Cinemax's pulp drama "Banshee" returns for its ten-episode second season tonight, starring Antony Starr as an ex-con and master thief who has taken over the identity of Lucas Hood, a newly hired sheriff of Banshee, Pa., who is killed-- but not by the man who assumes his identity.
Even though he represents law and order in the town of Banshee, Lucas continues his criminal activities. But his real reason for being in Banshee is the woman he loves [Carrie/Anna played by Ivana Milicevic] and his partner in crime -- for who he spent 15 years in prison without ever revealing her identity.
When Lucas' teenage daughter's life is in jeopardy -- she doesn't know he is her dad -- he puts his life on the line to rescue her. That puts his face on the news, where he is seen by Carrie's father, a gangster who has been searching for the two for years -- and now that he has found Lucas and Anna, he headed into Banshee with the resulting big shootout, which served as the Season 1 finale.
Examiner.com exclusively spoke to Starr about Lucas Hood and the second season of "Banshee." Check out the interview below.
It was really nice how everyone came together at the end of Season 1 to rescue Lucas, despite all the problems with his methods of law enforcement. Can you talk a little bit about the relationships?
I think one of the fundamental themes running through the show is, basically, everyone wants to be a part of something. We all need to belong. Lucas gets out of prison and the only way to resume being human, as opposed to an animal, is to reconnect with the one person that's loved him and been a safe place.
I think one of the great things about the way that the season ended, is that, he's someone that's felt extremely isolated and outside of any community. By the end of it, without even realizing it, although they have doubts about his methods, he's grown on people to the extent that there is a loyalty in place, that they will come together. He's part of a community without realizing it.
Lucas starts as someone who's basically trying to get what's his. It's all very self-motivating, very selfish. By the end of it, he's putting himself in harm's way. So, there's massive, internal growth in the character as well, through the series. I think that rings true. That sense of community is something that's following through into Season 2, as well.
We're deepening those relationships. I think it's important that we maintain that because, at heart, I've never looked at this show as an action show. I see it as a drama with action on top. I think if you start looking at it in terms of an action show, then we're going to lose a lot of the core relationships and characters that are really the engine of the show.
We also found out that Lucas is a dad and he's very protective of his new-found daughter. Can you talk about where he gets his paternal instinct?
I don't know. We've all, somewhere along the line, got a dad. You know, good or bad, present or absent. I'm very fortunate to have a great family. To a large extent, the character, doesn't have a clue about being a dad.
So I don't really need to know how to be a dad and I haven't got kids. My inability to deal with a child in real life is probably similar to his inability to [deal with] the new responsibility that's being placed on him, or the idea of that responsibility.

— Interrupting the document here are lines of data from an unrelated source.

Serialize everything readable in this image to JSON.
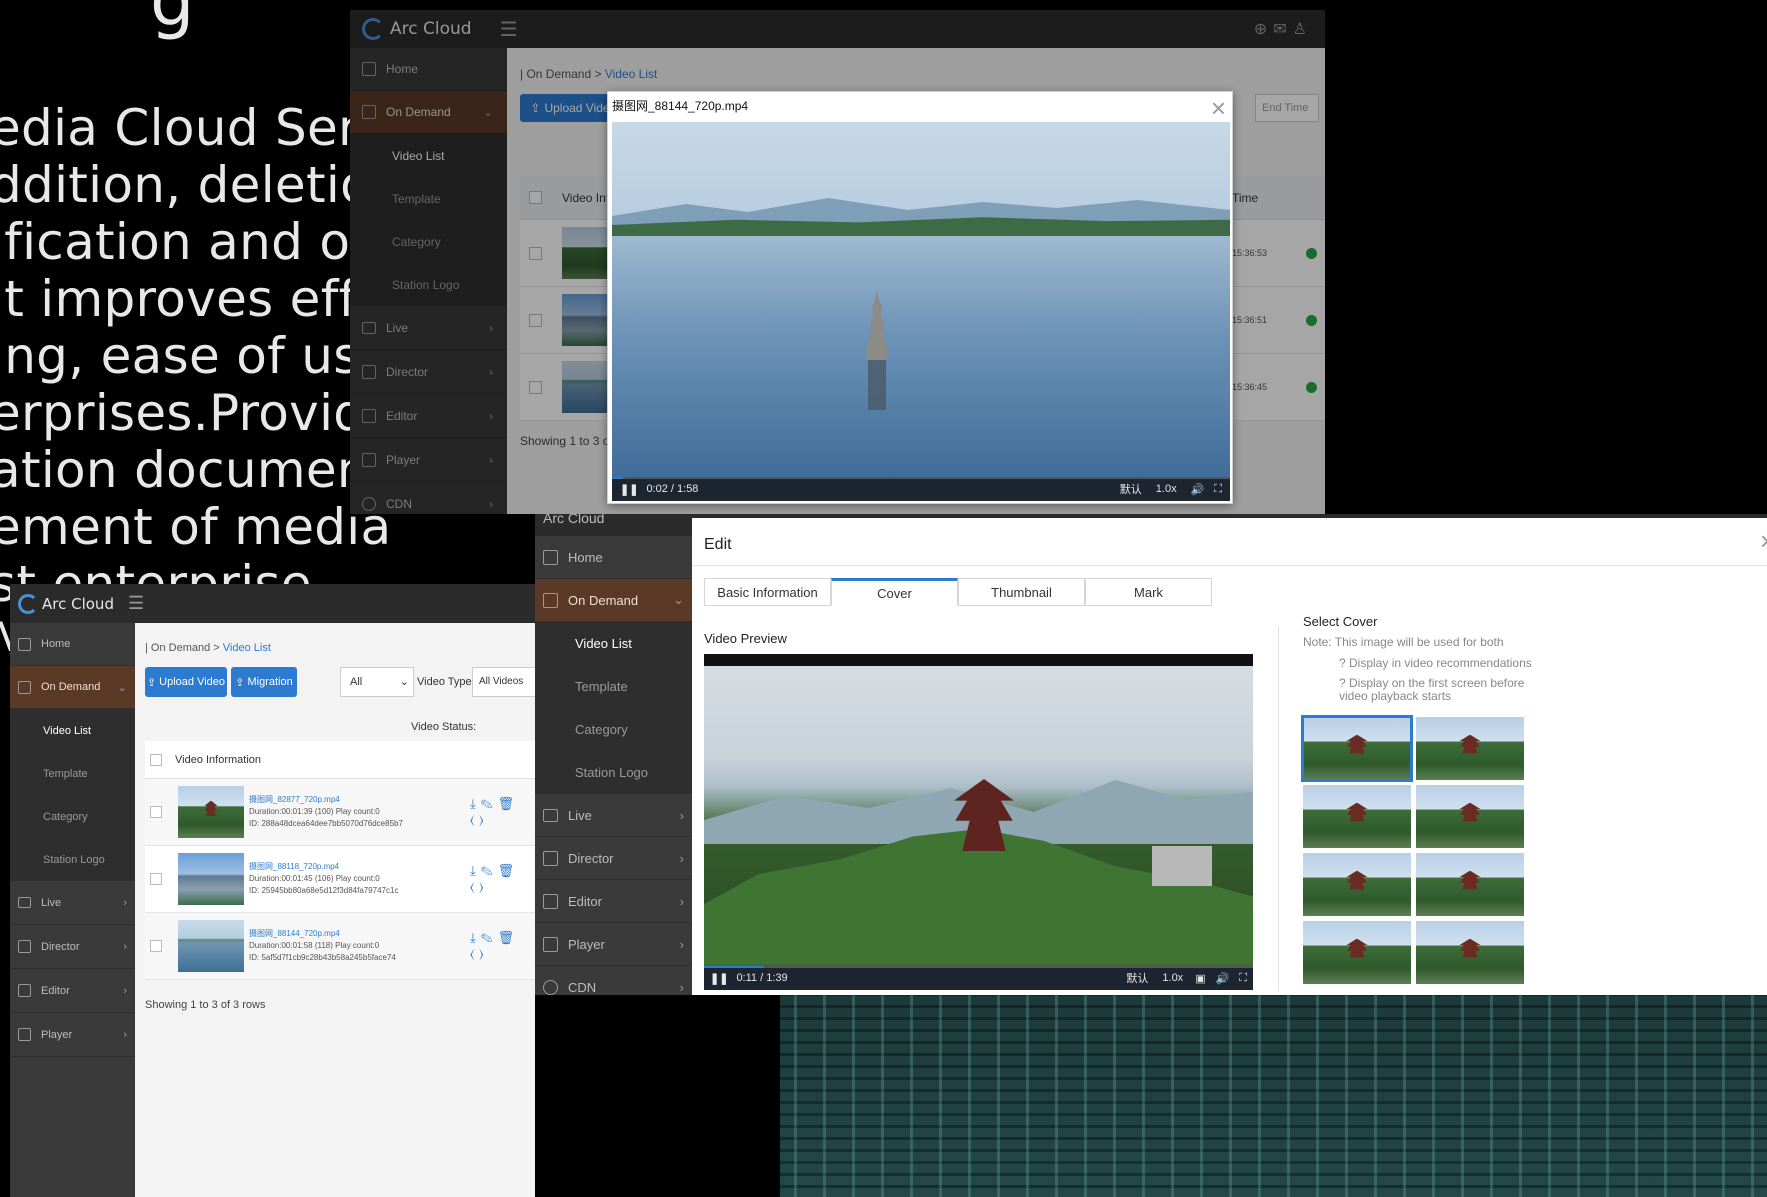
{
  "slide": {
    "partial_heading": "g",
    "text_lines": [
      "edia Cloud Service",
      "ddition, deletion,",
      "ification and other",
      "it improves efficiency,",
      "ing, ease of use, and",
      "erprises.Provide",
      "ation documentation",
      "ement of media",
      "st enterprise",
      "MS publishing systems"
    ]
  },
  "brand": "Arc Cloud",
  "nav": {
    "home": "Home",
    "on_demand": "On Demand",
    "video_list": "Video List",
    "template": "Template",
    "category": "Category",
    "station_logo": "Station Logo",
    "live": "Live",
    "director": "Director",
    "editor": "Editor",
    "player": "Player",
    "cdn": "CDN"
  },
  "win1": {
    "breadcrumb_parent": "| On Demand >",
    "breadcrumb_current": "Video List",
    "upload_button": "Upload Vide",
    "end_time": "End Time",
    "col_info": "Video Info",
    "col_time": "Time",
    "rows": [
      {
        "time": "15:36:53"
      },
      {
        "time": "15:36:51"
      },
      {
        "time": "15:36:45"
      }
    ],
    "showing": "Showing 1 to 3 o",
    "player_modal": {
      "title": "摄图网_88144_720p.mp4",
      "time": "0:02 / 1:58",
      "quality": "默认",
      "speed": "1.0x",
      "progress": 0.017
    }
  },
  "win2": {
    "breadcrumb_parent": "| On Demand >",
    "breadcrumb_current": "Video List",
    "upload_button": "Upload Video",
    "migration_button": "Migration",
    "filter_all": "All",
    "video_type_label": "Video Type:",
    "video_type_value": "All Videos",
    "video_status_label": "Video Status:",
    "col_info": "Video Information",
    "rows": [
      {
        "name": "摄图网_82877_720p.mp4",
        "duration": "Duration:00:01:39 (100)  Play count:0",
        "id": "ID: 288a48dcea64dee7bb5070d76dce85b7"
      },
      {
        "name": "摄图网_88118_720p.mp4",
        "duration": "Duration:00:01:45 (106)  Play count:0",
        "id": "ID: 25945bb80a68e5d12f3d84fa79747c1c"
      },
      {
        "name": "摄图网_88144_720p.mp4",
        "duration": "Duration:00:01:58 (118)  Play count:0",
        "id": "ID: 5af5d7f1cb9c28b43b58a245b5face74"
      }
    ],
    "showing": "Showing 1 to 3 of 3 rows"
  },
  "win3": {
    "partial_brand": "Arc Cloud",
    "edit_modal": {
      "title": "Edit",
      "tabs": [
        "Basic Information",
        "Cover",
        "Thumbnail",
        "Mark"
      ],
      "active_tab": 1,
      "video_preview_label": "Video Preview",
      "time": "0:11 / 1:39",
      "quality": "默认",
      "speed": "1.0x",
      "progress": 0.11,
      "select_cover_title": "Select Cover",
      "note": "Note: This image will be used for both",
      "note_item1": "? Display in video recommendations",
      "note_item2": "? Display on the first screen before video playback starts"
    }
  },
  "colors": {
    "accent_blue": "#2d7ad1",
    "active_nav": "#5a3a26",
    "status_green": "#27a844"
  }
}
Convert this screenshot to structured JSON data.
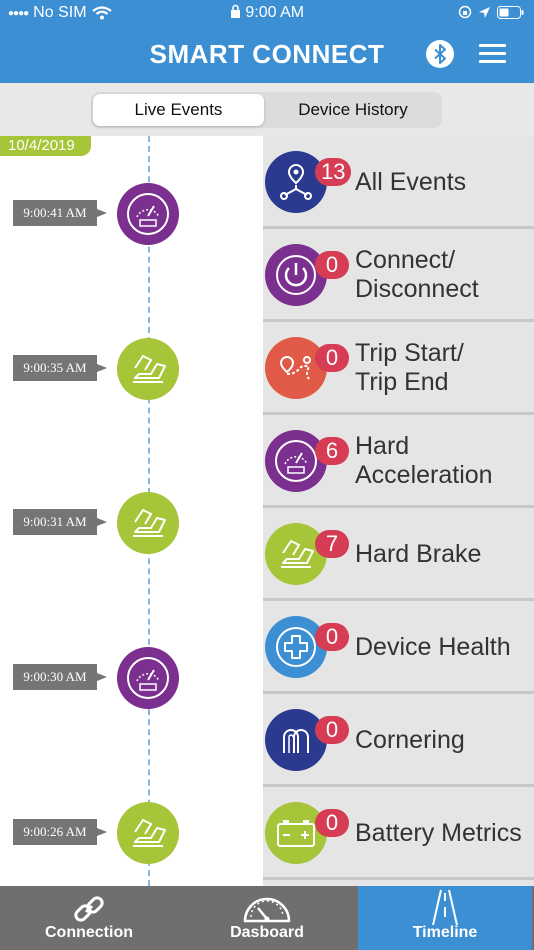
{
  "status_bar": {
    "carrier": "No SIM",
    "time": "9:00 AM"
  },
  "header": {
    "title": "SMART CONNECT",
    "bluetooth_icon": "bluetooth-icon",
    "menu_icon": "hamburger-menu-icon"
  },
  "segments": {
    "active": "Live Events",
    "inactive": "Device History"
  },
  "timeline": {
    "date": "10/4/2019",
    "events": [
      {
        "time": "9:00:41 AM",
        "icon": "speedometer-icon",
        "color": "#7b2f8e"
      },
      {
        "time": "9:00:35 AM",
        "icon": "brake-pedal-icon",
        "color": "#a6c539"
      },
      {
        "time": "9:00:31 AM",
        "icon": "brake-pedal-icon",
        "color": "#a6c539"
      },
      {
        "time": "9:00:30 AM",
        "icon": "speedometer-icon",
        "color": "#7b2f8e"
      },
      {
        "time": "9:00:26 AM",
        "icon": "brake-pedal-icon",
        "color": "#a6c539"
      }
    ]
  },
  "event_types": [
    {
      "label": "All Events",
      "count": "13",
      "icon": "route-nodes-icon",
      "color": "#2b3a8f"
    },
    {
      "label": "Connect/\nDisconnect",
      "count": "0",
      "icon": "power-icon",
      "color": "#7b2f8e"
    },
    {
      "label": "Trip Start/\nTrip End",
      "count": "0",
      "icon": "trip-route-icon",
      "color": "#e05a47"
    },
    {
      "label": "Hard\nAcceleration",
      "count": "6",
      "icon": "speedometer-icon",
      "color": "#7b2f8e"
    },
    {
      "label": "Hard Brake",
      "count": "7",
      "icon": "brake-pedal-icon",
      "color": "#a6c539"
    },
    {
      "label": "Device Health",
      "count": "0",
      "icon": "health-cross-icon",
      "color": "#3b8fd2"
    },
    {
      "label": "Cornering",
      "count": "0",
      "icon": "cornering-icon",
      "color": "#2b3a8f"
    },
    {
      "label": "Battery Metrics",
      "count": "0",
      "icon": "battery-icon",
      "color": "#a6c539"
    }
  ],
  "tabs": [
    {
      "label": "Connection",
      "icon": "link-icon"
    },
    {
      "label": "Dasboard",
      "icon": "gauge-icon"
    },
    {
      "label": "Timeline",
      "icon": "road-icon",
      "active": true
    }
  ],
  "colors": {
    "header": "#3b8fd2",
    "badge": "#d63c54",
    "date_tag": "#a6c539",
    "tabbar": "#6f6f6f"
  }
}
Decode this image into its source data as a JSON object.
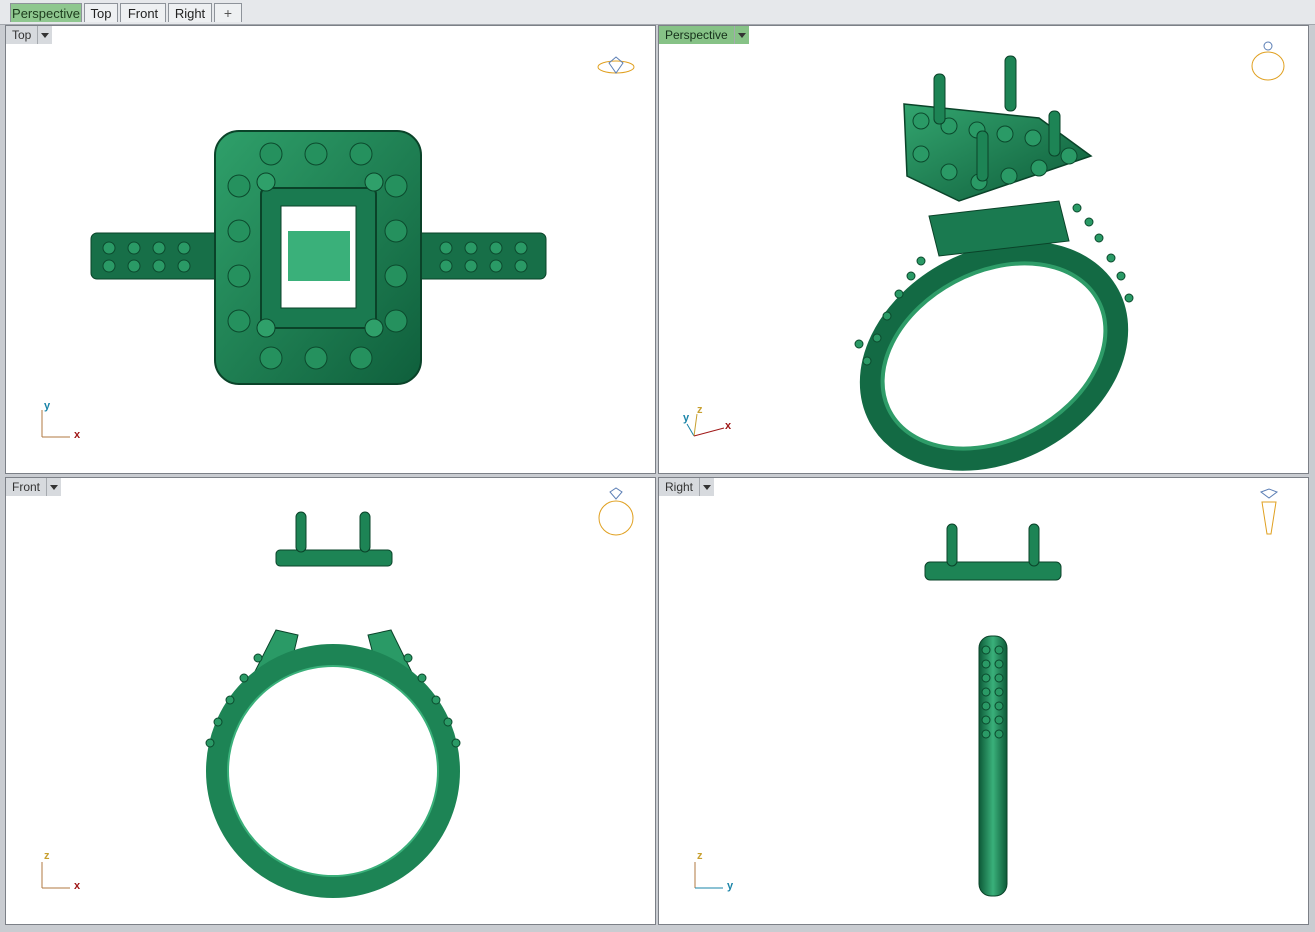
{
  "tabs": [
    {
      "label": "Perspective",
      "active": true
    },
    {
      "label": "Top",
      "active": false
    },
    {
      "label": "Front",
      "active": false
    },
    {
      "label": "Right",
      "active": false
    }
  ],
  "add_tab_icon": "plus-icon",
  "viewports": {
    "top": {
      "title": "Top",
      "axes": {
        "a": "y",
        "b": "x"
      }
    },
    "perspective": {
      "title": "Perspective",
      "axes": {
        "a": "y",
        "b": "z",
        "c": "x"
      }
    },
    "front": {
      "title": "Front",
      "axes": {
        "a": "z",
        "b": "x"
      }
    },
    "right": {
      "title": "Right",
      "axes": {
        "a": "z",
        "b": "y"
      }
    }
  },
  "colors": {
    "model": "#1f8a5c",
    "model_dark": "#0e5a39",
    "model_light": "#49b384",
    "active_tab": "#8fc78f",
    "axis_x": "#a01818",
    "axis_y": "#1a84a8",
    "axis_z": "#c8a030",
    "nav_icon": "#e0a020"
  }
}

I think there's a loyalty and an honor that would come from a paternal drive, but I don't think it's a conscious decision. It's just something that's in his character. Lucas isn't someone that was outright bad, who went to prison and just got badder. He is a reasonably good person, a thief, but heart in the right place-ish.
He went to prison and through 15 years of isolation and, basically, being screwed over and being under threat, it changed him into something that's more animalistic and a much more dangerous creature. I think that even back in the flashback scenes, you see the loyalty that he has to the Anna character.
In Season 2, the real sheriff's son may come to town, and there will be a special investigation into what happened. Why doesLucas stay?
You don't have to know why. We don't know why we do things sometimes. We all run around and we act, and then we go, "Oh, I shouldn't have done that." I think it is one of those things.
One, he's got nowhere else to go. Two, I think, coming out and being in this position, after 15 years being in prison, his default setting is under threat and he's ready to fight, ready to defend. So you come out into the normal world and what do you do in the straight world after that? Being in the normal world and having no threat is an uncomfortable position for him to be in.
So it speaks from a character point of view as well. Keeping that threat level up is actually ... it keeps him alive, it keeps him on edge, it keeps him in that comfort zone that he's used to.
Season 1 was also about reformation. For Lucas, it was very much about coming out and getting what's mine. Let's not forget that he basically commits suicide at the end of the first series by swapping himself out for Anna's son. He knows what's coming. He's basically giving up his life and then he goes unconscious, wakes up and a community of people have come together to save him.
For someone that's never been a part of anything that would be difficult to walk away from. It's not just about Anna anymore. The whole thing has opened up. He's got a daughter, while he might not know how to react to that or what the right thing is to do, he is intrigued and wants to do the right thing. The idea of being part of a family, that dream of having a family is one step closer with a daughter. There's a lot of reasons for him to stick around.
How comfortable is Lucas keeping his secret identity?
We all assume an identity on a day-to-day basis. People work in an office. When they go home, they sit on the couch and they've got their hand down their pants, they watch the TV, they burp, they fart, they become someone completely different from when they're in a work setting or around other people.
It's absurd to think that anyone would ever get away with this. So, right away we're in a heightened reality. Let's establish that first. This is definitely not real and that's kind of a wink straight away to the audience. If you're going to buy into the show, you've got to buy into the non-reality that someone would be able to really pull this off.
Once we get into the role, let's say, of becoming the sheriff, you get to a point where it just becomes the norm. After a while, Lucas has got to watch his back and be careful. But anyone doing anything day in and day out, for any length of time, you're not walking around on eggshells constantly.
Another thing that's very appealing are the sex scenes. They're pretty graphic. Are you comfortable with that? Why do you think it is important to the character?
I have never been, never will be, and never could be comfortable doing those things. It's excruciating doing that. We're very fortunate that everyone's grown up and we sort of get in and get on with it, and try and keep a relaxed atmosphere about it.
"Banshee" premieres its second season on Friday, January 10 at 10 p.m. on Cinemax.